Previously posted and worth sharing again:
"I could never spend all day with my kids."
This is quite possibly the most disturbing thing I've heard from parents when they find out we homeschool.
It also goes a long way in explaining our culture today. For a mother to say that she cannot bear the thought of spending time with her own children is cause for alarm and prayer.
As controversial and old-fashioned as it may sound, women were created to spend time with their children. We are given the privilege to be the strongest influence in the lives of our offspring. Mission minded motherhood is not weak or boring! Mission minded motherhood is active, challenging, and the eternal implications are enormous. Sadly, most shrug it off as a horrible burden instead of an assignment from God.
The majority of mothers relegate this privilege to a host of other people.

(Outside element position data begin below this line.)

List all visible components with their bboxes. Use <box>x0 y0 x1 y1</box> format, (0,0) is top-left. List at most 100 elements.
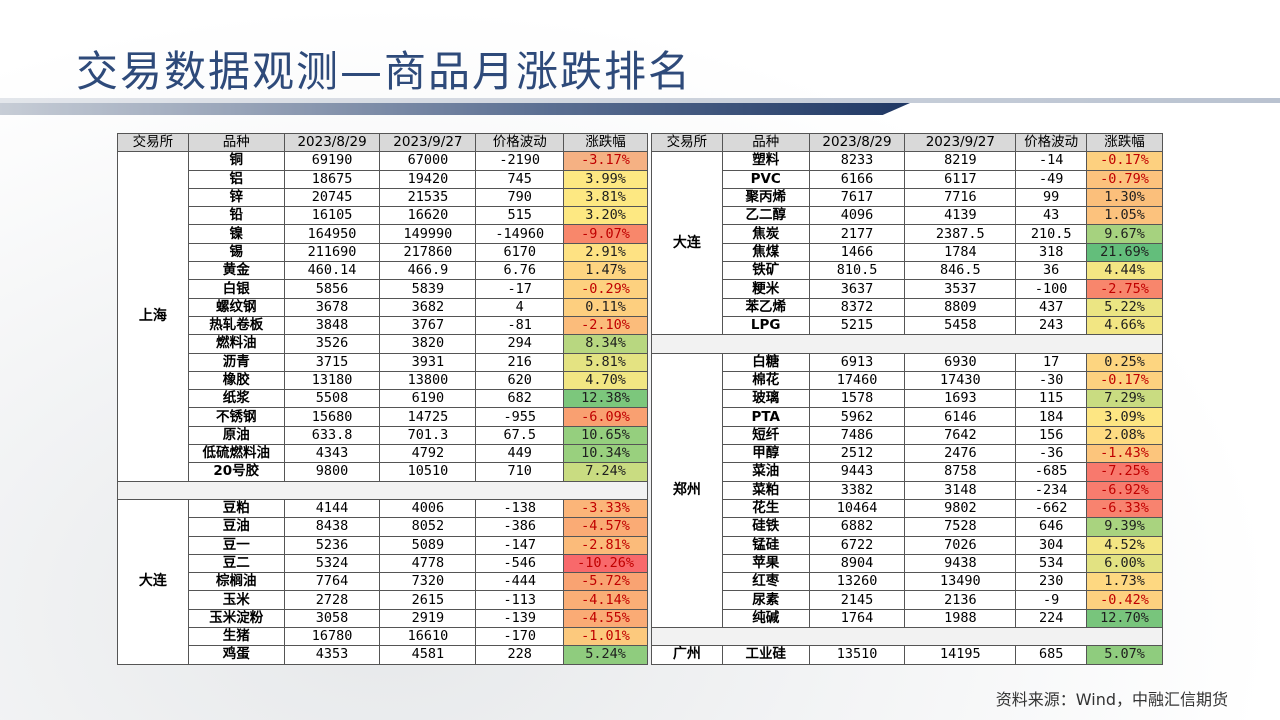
commodity-name: 锌 <box>187 187 285 208</box>
price-start: 8372 <box>808 297 906 317</box>
change-percent: 2.91% <box>563 242 648 263</box>
commodity-name: 铝 <box>187 169 285 189</box>
price-end: 14195 <box>904 645 1017 665</box>
price-change: -138 <box>475 498 565 519</box>
price-start: 4343 <box>283 444 381 464</box>
table-row: 热轧卷板 3848 3767 -81 -2.10% <box>118 315 648 336</box>
price-start: 7764 <box>283 572 381 592</box>
price-end: 8219 <box>904 151 1017 171</box>
price-change: -139 <box>475 608 565 629</box>
price-change: -147 <box>475 535 565 555</box>
price-start: 164950 <box>283 224 381 244</box>
price-change: 685 <box>1015 645 1088 665</box>
commodity-name: 铁矿 <box>721 261 810 281</box>
price-end: 466.9 <box>379 261 477 281</box>
price-end: 3931 <box>379 352 477 372</box>
change-percent: 1.47% <box>563 261 648 281</box>
change-percent: 3.99% <box>563 169 648 189</box>
table-row: 镍 164950 149990 -14960 -9.07% <box>118 224 648 244</box>
table-row: 沥青 3715 3931 216 5.81% <box>118 352 648 372</box>
change-percent: 3.20% <box>563 206 648 226</box>
price-change: -36 <box>1015 444 1088 464</box>
price-start: 3848 <box>283 315 381 336</box>
commodity-name: 橡胶 <box>187 370 285 391</box>
change-percent: 9.67% <box>1086 224 1163 244</box>
change-percent: -2.81% <box>563 535 648 555</box>
price-change: 36 <box>1015 261 1088 281</box>
commodity-name: 红枣 <box>721 572 810 592</box>
price-start: 20745 <box>283 187 381 208</box>
price-start: 7486 <box>808 425 906 446</box>
price-end: 16610 <box>379 627 477 647</box>
exchange-cell: 广州 <box>651 645 723 665</box>
table-row: 豆油 8438 8052 -386 -4.57% <box>118 517 648 537</box>
change-percent: -10.26% <box>563 553 648 574</box>
change-percent: -3.33% <box>563 498 648 519</box>
price-end: 3820 <box>379 334 477 354</box>
price-change: -955 <box>475 407 565 427</box>
price-start: 7617 <box>808 187 906 208</box>
table-row: 乙二醇 4096 4139 43 1.05% <box>652 206 1163 226</box>
table-row: 焦煤 1466 1784 318 21.69% <box>652 242 1163 263</box>
change-percent: 10.65% <box>563 425 648 446</box>
price-start: 3382 <box>808 480 906 500</box>
change-percent: -0.17% <box>1086 151 1163 171</box>
table-row: 白银 5856 5839 -17 -0.29% <box>118 279 648 299</box>
price-end: 217860 <box>379 242 477 263</box>
price-change: 437 <box>1015 297 1088 317</box>
change-percent: 10.34% <box>563 444 648 464</box>
price-start: 5962 <box>808 407 906 427</box>
price-start: 15680 <box>283 407 381 427</box>
commodity-name: 粳米 <box>721 279 810 299</box>
price-end: 1988 <box>904 608 1017 629</box>
commodity-name: 尿素 <box>721 590 810 610</box>
commodity-name: 白银 <box>187 279 285 299</box>
column-header: 价格波动 <box>1015 132 1088 153</box>
commodity-name: 菜油 <box>721 462 810 482</box>
table-row: 纯碱 1764 1988 224 12.70% <box>652 608 1163 629</box>
price-end: 4581 <box>379 645 477 665</box>
price-change: -113 <box>475 590 565 610</box>
table-row: 聚丙烯 7617 7716 99 1.30% <box>652 187 1163 208</box>
price-change: -17 <box>475 279 565 299</box>
price-change: -9 <box>1015 590 1088 610</box>
change-percent: 6.00% <box>1086 553 1163 574</box>
price-start: 6166 <box>808 169 906 189</box>
price-end: 2919 <box>379 608 477 629</box>
commodity-name: 锡 <box>187 242 285 263</box>
price-start: 460.14 <box>283 261 381 281</box>
commodity-name: 工业硅 <box>721 645 810 665</box>
group-separator <box>651 334 1163 354</box>
price-change: -81 <box>475 315 565 336</box>
price-end: 14725 <box>379 407 477 427</box>
price-end: 3682 <box>379 297 477 317</box>
commodity-name: 铜 <box>187 151 285 171</box>
price-end: 4778 <box>379 553 477 574</box>
price-end: 7528 <box>904 517 1017 537</box>
price-change: -49 <box>1015 169 1088 189</box>
table-row: 菜粕 3382 3148 -234 -6.92% <box>652 480 1163 500</box>
price-change: -30 <box>1015 370 1088 391</box>
price-start: 13260 <box>808 572 906 592</box>
change-percent: 5.22% <box>1086 297 1163 317</box>
change-percent: -0.79% <box>1086 169 1163 189</box>
table-row: 铁矿 810.5 846.5 36 4.44% <box>652 261 1163 281</box>
column-header: 价格波动 <box>475 132 565 153</box>
commodity-name: 铅 <box>187 206 285 226</box>
price-end: 7026 <box>904 535 1017 555</box>
column-header: 涨跌幅 <box>563 132 648 153</box>
change-percent: -0.42% <box>1086 590 1163 610</box>
price-change: 790 <box>475 187 565 208</box>
price-end: 13490 <box>904 572 1017 592</box>
price-change: -386 <box>475 517 565 537</box>
commodity-name: 甲醇 <box>721 444 810 464</box>
change-percent: 4.44% <box>1086 261 1163 281</box>
table-row: 上海铜 69190 67000 -2190 -3.17% <box>117 151 648 482</box>
commodity-name: 聚丙烯 <box>721 187 810 208</box>
price-change: 156 <box>1015 425 1088 446</box>
table-row: 短纤 7486 7642 156 2.08% <box>652 425 1163 446</box>
price-end: 4139 <box>904 206 1017 226</box>
price-end: 19420 <box>379 169 477 189</box>
price-change: 515 <box>475 206 565 226</box>
change-percent: 21.69% <box>1086 242 1163 263</box>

Will the dozens of other people treat their position in our child's life with the same mission minded focus? I didn't want to stand before the Lord and answer why I gave up one of the most important roles a woman can have to someone who only saw it as a job.

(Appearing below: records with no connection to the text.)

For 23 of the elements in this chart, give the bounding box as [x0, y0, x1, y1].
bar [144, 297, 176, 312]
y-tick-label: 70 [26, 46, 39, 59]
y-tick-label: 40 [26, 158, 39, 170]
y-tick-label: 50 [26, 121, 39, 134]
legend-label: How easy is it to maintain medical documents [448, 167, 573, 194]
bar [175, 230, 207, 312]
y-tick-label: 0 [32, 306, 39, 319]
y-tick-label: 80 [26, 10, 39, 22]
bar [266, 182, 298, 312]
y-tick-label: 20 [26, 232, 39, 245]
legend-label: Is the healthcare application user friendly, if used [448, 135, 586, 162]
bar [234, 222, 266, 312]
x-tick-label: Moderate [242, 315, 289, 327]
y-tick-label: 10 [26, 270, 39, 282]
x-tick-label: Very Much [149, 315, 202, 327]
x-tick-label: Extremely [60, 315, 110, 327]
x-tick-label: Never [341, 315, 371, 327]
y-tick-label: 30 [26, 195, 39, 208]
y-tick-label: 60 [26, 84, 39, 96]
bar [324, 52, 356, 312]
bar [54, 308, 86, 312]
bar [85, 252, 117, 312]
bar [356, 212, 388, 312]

"Stay at home mother" is a misnomer that causes many to make negative assumptions about what this life looks like. This life is freeing, and it is joy filled! I have been able to do more and experience more because I am not tied to an hourly position. My life has been one great adventure after another. I earn money from home doing various things. I am home only when I want to be home. If I desire to try something new, I am free to pursue that. My children are my joys!
God called me to this most important role before I had children. When I gave birth and let others know I would be staying at home, the response from everyone in my day to day life was mean-spirited and hurtful. It was such a hard phase of life! I had no idea how to respond. I was so excited about what God was showing me in my life, but I couldn't share it with anyone around me. I was also shocked they had such a derogatory view of their children and their motherhood. I felt dumb for not defending my position, but God handled it for me. Some of those haughty women who tore me down for readily obeying this call, also followed the same call after being heavily convicted. Some, He took out of my life.
Not long after, God sent me godly people to strengthen and encourage me in the way He wanted me to go. The pruning of family and friends was painful, but the new friendships formed back then have lasted and are still going strong today. The Christian women who shepherded me in my early motherhood will reap a reward for responding to the call to minister to younger mothers seeking the Lord's will for their lives. Their ministry was vital to so many, because in ministering to the women, they also influenced the lives of their husband and children. Powerful! Far reaching!
Dear Reader, I did not know of even one stay at home mother when I heard God's call on my life. All of the women in my day to day life were harsh and critical towards me and considered the path I had taken to be the wrong one. I felt so alone and questioned if I was truly hearing from the Lord. I sought Him harder, and He reassured me! So, despite their desire for me to follow the same path they chose, I kept going in the direction He set me.
Eventually, God humbled a number of those women, led them to be stay-at-home mothers, and gave them the same freedoms and joys. They criticized me heavily in the beginning, but they ended up doing exactly what I was doing. I was even in a position to help a few of them. Beauty from ashes! God is good! He is worthy of our praise!
God called me to this most important role before I had children. When I gave birth and let others know I would be staying at home, the response from everyone in my day to day life was mean-spirited and hurtful. It was such a hard phase of life! I had no idea how to respond. I was so excited about what God was showing me in my life, but I couldn't share it with anyone around me. I was also shocked they had such a derogatory view of their children and their motherhood. I felt dumb for not defending my position, but God handled it for me. Some of those haughty women who tore me down for readily obeying this call, also followed the same call after being heavily convicted. Some, He took out of my life.
Not long after, God sent me godly people to strengthen and encourage me in the way He wanted me to go. The pruning of family and friends was painful, but the new friendships formed back then have lasted and are still going strong today. The Christian women who shepherded me in my early motherhood will reap a reward for responding to the call to minister to younger mothers seeking the Lord's will for their lives. Their ministry was vital to so many, because in ministering to the women, they also influenced the lives of their husband and children. Powerful! Far reaching!
Dear Reader, I did not know of even one stay at home mother when I heard God's call on my life. All of the women in my day to day life were harsh and critical towards me and considered the path I had taken to be the wrong one. I felt so alone and questioned if I was truly hearing from the Lord. I sought Him harder, and He reassured me! So, despite their desire for me to follow the same path they chose, I kept going in the direction He set me.
Eventually, God humbled a number of those women, led them to be stay-at-home mothers, and gave them the same freedoms and joys. They criticized me heavily in the beginning, but they ended up doing exactly what I was doing. I was even in a position to help a few of them. Beauty from ashes! God is good! He is worthy of our praise!
"I believe that if Moms understood how strategic their roles were in the battle for the hearts and minds of the next generation, they would grow in excitement about this great job God created them to fulfill."